Perhaps you need to understand the file saving process a bit since it can be troublesome. There have been some debates about the difference between export and save as SVG. Try not to get too bogged down in issues that might be most relevant to a small subset of designs. (Hence @chris1’s practice of saving as a raster avoid some sizing problems.)

2 Likes

@cynd11 I’m going to go ahead and thank you now: THANK YOU!! Good looking out! It’s not for hire but I’m about to print a bunch of gifts and that would have been embarrassing/unfortunate.

@chris1 Thank you so much. I couldn’t find/figure out a lot of your suggestions in the first paragraph…so I just did Type > Create Outlines, then skipped to Object > Rasterize and was able to find all the settings in your 2nd paragraph. I do not care about being able to edit later…It’s so easy to retype up a word or two. The image below is my test print/engrave before and after sanding. I don’t know if the edges would turn out a little less “pixel-y” if I were able to find the right settings or not. I also don’t know if it’s better to cover the board with painters tape and peel off instead of needing to sand after. I’m VERY new here. (I’m in AI 2020) :slight_smile:

@marmak3261 Thanks! I tried Googling/searching the forum but I was getting even more confused! Thanks for the svg file saving link.

7 Likes

The edges are likely a function of either high speed or low lines per inch. Was this maybe like 170 lines per inch, or a draft setting? You’ll notice it more on curves generally.

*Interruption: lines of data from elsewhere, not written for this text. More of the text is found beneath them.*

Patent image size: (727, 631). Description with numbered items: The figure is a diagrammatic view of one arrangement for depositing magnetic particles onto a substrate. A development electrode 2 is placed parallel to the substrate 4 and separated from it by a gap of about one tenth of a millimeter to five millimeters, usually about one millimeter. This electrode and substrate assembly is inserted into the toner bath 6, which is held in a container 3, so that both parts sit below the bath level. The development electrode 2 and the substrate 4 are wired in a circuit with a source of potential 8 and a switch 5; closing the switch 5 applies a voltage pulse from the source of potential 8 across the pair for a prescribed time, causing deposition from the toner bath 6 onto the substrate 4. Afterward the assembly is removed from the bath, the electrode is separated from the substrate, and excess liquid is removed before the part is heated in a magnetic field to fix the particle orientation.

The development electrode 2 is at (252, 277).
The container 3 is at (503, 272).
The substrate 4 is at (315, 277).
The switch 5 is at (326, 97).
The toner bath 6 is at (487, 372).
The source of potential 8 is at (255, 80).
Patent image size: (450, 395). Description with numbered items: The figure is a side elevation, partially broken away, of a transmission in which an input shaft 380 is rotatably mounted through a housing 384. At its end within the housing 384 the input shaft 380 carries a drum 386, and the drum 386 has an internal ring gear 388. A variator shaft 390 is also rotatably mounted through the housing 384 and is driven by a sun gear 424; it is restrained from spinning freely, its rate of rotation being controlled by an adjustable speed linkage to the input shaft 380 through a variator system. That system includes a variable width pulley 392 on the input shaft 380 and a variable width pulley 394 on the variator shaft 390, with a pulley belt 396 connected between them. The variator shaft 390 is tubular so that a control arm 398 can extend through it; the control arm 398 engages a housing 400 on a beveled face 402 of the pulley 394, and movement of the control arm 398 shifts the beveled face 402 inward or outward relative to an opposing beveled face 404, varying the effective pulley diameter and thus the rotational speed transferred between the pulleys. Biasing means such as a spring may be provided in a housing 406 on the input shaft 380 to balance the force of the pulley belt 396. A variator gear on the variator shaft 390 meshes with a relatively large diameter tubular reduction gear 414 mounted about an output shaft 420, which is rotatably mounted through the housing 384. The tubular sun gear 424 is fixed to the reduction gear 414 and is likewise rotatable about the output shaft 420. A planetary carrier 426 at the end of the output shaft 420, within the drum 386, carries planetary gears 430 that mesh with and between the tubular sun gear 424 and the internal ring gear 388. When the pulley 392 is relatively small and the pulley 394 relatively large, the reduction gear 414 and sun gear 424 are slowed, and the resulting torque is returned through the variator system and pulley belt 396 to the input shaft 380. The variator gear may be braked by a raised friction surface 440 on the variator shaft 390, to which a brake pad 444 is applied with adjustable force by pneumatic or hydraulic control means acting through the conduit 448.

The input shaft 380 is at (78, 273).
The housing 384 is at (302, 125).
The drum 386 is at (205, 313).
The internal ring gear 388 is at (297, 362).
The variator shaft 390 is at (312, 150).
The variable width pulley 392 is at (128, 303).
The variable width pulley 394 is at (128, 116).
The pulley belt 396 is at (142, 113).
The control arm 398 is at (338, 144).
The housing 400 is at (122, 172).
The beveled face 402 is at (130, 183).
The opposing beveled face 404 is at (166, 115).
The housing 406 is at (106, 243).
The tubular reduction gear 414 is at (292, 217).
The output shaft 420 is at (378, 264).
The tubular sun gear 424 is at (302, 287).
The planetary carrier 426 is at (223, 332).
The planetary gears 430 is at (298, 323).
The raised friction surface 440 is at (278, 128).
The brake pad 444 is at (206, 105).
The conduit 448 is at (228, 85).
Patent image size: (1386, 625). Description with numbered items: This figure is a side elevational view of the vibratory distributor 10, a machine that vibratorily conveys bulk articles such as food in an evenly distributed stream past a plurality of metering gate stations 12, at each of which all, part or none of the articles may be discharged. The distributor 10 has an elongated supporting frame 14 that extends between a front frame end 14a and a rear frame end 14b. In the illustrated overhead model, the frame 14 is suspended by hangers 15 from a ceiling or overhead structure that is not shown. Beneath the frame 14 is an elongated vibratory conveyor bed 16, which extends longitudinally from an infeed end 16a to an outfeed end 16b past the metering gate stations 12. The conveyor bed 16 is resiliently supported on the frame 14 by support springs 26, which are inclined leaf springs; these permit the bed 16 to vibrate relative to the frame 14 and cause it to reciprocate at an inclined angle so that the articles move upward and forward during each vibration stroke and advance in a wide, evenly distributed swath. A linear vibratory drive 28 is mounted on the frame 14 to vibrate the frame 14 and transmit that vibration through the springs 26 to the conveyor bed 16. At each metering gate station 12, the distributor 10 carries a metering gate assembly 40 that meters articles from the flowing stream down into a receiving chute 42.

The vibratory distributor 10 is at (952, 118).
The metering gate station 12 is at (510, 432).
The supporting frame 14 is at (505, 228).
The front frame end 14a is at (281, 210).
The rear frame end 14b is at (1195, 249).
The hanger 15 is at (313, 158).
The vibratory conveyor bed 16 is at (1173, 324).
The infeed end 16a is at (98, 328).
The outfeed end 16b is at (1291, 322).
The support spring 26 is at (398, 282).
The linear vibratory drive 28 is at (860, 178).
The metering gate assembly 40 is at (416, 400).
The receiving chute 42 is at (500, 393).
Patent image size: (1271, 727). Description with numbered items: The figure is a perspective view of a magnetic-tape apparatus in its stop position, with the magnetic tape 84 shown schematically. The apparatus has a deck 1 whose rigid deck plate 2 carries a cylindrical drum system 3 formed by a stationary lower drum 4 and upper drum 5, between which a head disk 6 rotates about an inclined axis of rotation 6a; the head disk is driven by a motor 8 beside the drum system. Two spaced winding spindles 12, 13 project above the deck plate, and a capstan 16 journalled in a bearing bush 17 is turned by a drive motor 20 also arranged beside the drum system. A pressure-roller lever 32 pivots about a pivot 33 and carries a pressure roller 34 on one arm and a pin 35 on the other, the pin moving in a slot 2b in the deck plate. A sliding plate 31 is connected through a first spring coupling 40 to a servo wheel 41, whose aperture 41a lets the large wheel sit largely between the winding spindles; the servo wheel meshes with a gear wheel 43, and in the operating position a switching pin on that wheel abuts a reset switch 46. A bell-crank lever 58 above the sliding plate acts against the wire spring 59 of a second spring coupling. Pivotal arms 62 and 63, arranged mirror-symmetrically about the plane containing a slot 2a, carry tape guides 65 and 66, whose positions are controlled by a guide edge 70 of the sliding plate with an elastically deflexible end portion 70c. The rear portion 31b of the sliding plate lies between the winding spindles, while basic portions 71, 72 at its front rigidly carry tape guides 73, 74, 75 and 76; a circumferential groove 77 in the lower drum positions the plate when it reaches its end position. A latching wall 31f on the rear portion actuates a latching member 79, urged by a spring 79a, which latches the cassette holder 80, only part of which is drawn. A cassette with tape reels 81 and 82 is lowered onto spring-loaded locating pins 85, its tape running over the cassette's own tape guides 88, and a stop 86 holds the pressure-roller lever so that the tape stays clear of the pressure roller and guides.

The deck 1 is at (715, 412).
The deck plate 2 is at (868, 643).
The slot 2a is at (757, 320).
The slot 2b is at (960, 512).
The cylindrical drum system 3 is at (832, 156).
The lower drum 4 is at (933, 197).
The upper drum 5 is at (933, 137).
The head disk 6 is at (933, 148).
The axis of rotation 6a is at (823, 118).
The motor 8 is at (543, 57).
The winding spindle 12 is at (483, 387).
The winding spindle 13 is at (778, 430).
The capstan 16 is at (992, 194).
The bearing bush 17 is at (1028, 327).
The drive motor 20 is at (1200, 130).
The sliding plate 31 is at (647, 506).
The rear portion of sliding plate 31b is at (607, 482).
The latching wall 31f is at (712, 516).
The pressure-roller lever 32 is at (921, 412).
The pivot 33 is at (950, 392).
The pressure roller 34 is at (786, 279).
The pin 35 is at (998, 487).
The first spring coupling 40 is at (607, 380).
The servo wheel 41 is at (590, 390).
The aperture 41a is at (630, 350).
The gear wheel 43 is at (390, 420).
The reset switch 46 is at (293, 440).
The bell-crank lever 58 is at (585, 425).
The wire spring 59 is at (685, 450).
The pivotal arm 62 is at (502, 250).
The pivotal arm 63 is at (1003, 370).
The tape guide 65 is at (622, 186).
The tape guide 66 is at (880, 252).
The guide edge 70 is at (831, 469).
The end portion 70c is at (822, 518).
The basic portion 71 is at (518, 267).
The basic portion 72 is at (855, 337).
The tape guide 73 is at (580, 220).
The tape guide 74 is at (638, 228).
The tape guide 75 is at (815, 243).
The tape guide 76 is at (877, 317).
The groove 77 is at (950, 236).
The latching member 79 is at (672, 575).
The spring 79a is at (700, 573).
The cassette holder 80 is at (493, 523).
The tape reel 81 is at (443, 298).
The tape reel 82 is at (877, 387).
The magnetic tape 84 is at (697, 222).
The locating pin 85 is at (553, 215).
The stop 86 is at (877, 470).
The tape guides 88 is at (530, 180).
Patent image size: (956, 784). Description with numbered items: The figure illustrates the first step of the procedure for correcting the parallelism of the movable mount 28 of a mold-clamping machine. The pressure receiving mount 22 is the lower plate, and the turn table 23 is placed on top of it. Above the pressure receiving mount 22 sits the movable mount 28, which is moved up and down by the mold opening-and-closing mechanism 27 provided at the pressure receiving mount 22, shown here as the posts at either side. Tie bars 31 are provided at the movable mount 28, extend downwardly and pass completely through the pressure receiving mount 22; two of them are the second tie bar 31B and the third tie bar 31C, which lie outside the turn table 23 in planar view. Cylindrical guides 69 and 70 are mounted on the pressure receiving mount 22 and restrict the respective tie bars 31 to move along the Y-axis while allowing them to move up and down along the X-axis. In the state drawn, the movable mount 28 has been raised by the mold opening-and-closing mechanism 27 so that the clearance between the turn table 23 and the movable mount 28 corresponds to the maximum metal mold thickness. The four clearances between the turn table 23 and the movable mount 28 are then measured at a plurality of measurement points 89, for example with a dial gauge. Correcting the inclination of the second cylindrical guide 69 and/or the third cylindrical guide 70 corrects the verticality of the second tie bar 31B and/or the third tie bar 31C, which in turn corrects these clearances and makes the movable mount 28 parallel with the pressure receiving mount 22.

A couple of ways to improve it. One would be to increase the lines per inch, which will obviously take longer to engrave.

The second way would require engraving it as a vector (so no rasterizing), but, you would make a duplicate copy of your text once it’s all set up and ready directly on top of the original text (outlines made, and pathfinder > unite if it has elements that overlap), remove the fill color and give it a stroke color. In the Glowforge app, set that operation to score. This will basically create an outline of your text and really clean up the edges. The advantage of this method is that you can still use the lower LPI to save time, as long as you’re happy with how the engrave looks in overall quality.

3 Likes

It depends. If you have to sand anyway it is often easier to just engrave and then sand everything. If the board is already finished, then mask it before engraving. If your engraving will leave a lot of tiny islands, that may easily break, I’d finish the board first, mask and engrave.

If you are going to mask your own material a lot, I’d check out signwarehouse for masking materials. They sell masking tapes in wide widths. The paper-backed transfer tape is laser safe. The clear transfer tapes may or may NOT be laser safe. It depends on whether the clear backing contains chlorine or not.